With J. M. Barrie, we get into murkier territory. Barrie was possibly a pedophile who took custody of the Llewelyn Davies boys for sinister purposes. The fact that this is unverified is the only reason I can justify my love for Peter Pan.

Henry Darger occupies the same space as Barrie: an unconfirmed, but likely, pedophile, who glamorized children in the same childlike way Barrie did. Neither have evidence linking them to acting on any impulses they may have had. Darger drew nude little girls, but he never had live models, and besides that, his naked girls had male genitalie--a clear indication that he never saw female genitalia.
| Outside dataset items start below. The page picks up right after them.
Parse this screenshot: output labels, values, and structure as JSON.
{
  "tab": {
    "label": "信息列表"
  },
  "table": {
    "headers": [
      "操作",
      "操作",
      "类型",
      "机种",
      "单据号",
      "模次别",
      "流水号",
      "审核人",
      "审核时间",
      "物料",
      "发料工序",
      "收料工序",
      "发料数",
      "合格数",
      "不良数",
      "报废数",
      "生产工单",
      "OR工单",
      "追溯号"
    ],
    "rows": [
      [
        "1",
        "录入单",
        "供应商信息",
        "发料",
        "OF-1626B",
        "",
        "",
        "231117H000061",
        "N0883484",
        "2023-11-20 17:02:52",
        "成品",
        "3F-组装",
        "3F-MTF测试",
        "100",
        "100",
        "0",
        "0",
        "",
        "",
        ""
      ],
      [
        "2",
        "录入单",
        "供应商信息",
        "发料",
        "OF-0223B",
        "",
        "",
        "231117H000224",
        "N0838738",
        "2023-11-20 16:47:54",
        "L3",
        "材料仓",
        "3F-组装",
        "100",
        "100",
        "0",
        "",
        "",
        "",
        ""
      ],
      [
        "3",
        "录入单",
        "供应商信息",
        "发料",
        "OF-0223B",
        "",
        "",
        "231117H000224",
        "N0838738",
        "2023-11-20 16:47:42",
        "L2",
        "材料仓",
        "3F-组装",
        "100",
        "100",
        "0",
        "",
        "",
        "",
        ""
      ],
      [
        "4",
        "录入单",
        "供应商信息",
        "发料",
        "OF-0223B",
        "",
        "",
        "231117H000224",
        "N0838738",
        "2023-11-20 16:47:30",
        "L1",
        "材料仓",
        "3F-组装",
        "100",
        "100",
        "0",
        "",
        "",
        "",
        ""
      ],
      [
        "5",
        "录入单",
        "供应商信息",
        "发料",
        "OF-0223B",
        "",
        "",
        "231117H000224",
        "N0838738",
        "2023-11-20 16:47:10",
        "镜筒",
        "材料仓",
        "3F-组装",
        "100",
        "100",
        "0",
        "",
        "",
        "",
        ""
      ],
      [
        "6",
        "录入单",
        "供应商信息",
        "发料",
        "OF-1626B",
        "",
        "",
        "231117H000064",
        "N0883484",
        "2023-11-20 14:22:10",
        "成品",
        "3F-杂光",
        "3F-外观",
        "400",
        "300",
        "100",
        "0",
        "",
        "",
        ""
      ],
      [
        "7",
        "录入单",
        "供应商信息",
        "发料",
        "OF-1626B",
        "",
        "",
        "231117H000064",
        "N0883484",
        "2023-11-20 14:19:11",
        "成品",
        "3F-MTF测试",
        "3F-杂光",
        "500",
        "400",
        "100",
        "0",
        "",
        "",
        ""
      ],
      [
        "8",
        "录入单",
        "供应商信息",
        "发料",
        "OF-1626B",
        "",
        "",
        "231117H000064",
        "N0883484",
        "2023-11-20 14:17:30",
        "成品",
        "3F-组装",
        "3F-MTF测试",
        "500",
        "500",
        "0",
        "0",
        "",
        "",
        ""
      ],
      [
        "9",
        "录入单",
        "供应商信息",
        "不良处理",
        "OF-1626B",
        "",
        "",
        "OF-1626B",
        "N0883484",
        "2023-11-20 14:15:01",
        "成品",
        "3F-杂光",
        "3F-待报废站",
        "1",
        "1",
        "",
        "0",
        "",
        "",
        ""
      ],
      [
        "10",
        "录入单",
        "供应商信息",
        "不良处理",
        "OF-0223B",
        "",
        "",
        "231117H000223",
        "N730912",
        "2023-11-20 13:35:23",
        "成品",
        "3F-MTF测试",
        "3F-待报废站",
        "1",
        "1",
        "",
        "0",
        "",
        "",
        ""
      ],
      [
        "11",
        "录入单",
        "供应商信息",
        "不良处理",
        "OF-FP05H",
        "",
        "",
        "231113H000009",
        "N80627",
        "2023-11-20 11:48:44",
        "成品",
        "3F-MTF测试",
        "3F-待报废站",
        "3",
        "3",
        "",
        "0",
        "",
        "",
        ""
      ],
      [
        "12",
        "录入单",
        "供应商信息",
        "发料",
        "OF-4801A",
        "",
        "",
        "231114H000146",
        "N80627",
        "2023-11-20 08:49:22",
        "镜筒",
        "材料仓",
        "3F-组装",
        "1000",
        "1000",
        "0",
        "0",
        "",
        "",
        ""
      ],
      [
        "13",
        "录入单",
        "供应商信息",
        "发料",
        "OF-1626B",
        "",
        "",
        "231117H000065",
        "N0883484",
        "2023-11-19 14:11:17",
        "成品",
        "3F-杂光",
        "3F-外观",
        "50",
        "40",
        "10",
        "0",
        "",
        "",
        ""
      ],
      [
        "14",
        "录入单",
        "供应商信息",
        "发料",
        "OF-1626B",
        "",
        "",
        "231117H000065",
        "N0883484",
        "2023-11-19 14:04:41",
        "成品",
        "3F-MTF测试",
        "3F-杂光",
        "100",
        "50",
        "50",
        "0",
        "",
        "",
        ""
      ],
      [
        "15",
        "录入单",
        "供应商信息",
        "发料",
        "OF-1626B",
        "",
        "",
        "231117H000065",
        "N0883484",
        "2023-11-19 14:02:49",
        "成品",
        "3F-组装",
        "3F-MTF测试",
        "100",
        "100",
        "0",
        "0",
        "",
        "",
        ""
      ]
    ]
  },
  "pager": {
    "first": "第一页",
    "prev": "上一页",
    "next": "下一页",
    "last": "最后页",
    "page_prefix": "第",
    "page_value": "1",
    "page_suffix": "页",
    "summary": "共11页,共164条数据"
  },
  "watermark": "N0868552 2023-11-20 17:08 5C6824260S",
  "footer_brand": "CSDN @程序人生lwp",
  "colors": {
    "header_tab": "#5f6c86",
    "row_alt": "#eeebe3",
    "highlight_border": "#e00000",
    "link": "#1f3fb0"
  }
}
If some evidence surfaced regarding either of them, would I then have to condemn their art along with their actions? Would I naturally develop a distaste for it?

To answer this question, let me explore two, more complex, artists. The first, Lewis Carroll, is one whose work I have never particularly loved. I recognize the value in the Alice books, but I didn't read them until I was an adult and already aware of of Carroll's unsettling photographic works, and that may have colored my perception of the books. Carroll may never have touched any of the girls he photographed, but his perversion is clear, and his no doubt barely concealed leering must have had some sort of troubling effect on his subjects.

Second, there's Hans Bellmer, whose work I very much admired until I discovered his pedophilic desires. Unlike Carroll, Bellmer apparently never interacted with any children in an inappropriate way and was pretty meek in his relationships with adult women. He even credited his art with keeping him from acting on his desires, so why should I reject his art? Shouldn't I have a moral reason, then, to support it? I suppose I reacted so strongly against his art because I was so disappointed. What was I expecting, one might ask, from someone who created those dolls. Well, I suppose the enacted brutalization of adult women (as I believed the dolls to be) is marginally less bad than the brutalization of children. Perhaps what affected me most was seeing a photograph he had in his collection. Knowing I was seeing real children being forced to do terrible things put me off Bellmer and his art permanently.

Of course, that doesn't answer the question of whether I should reject the art of a horrible human being, or that I need to if I am to be a good person. But I'm not sure there is one.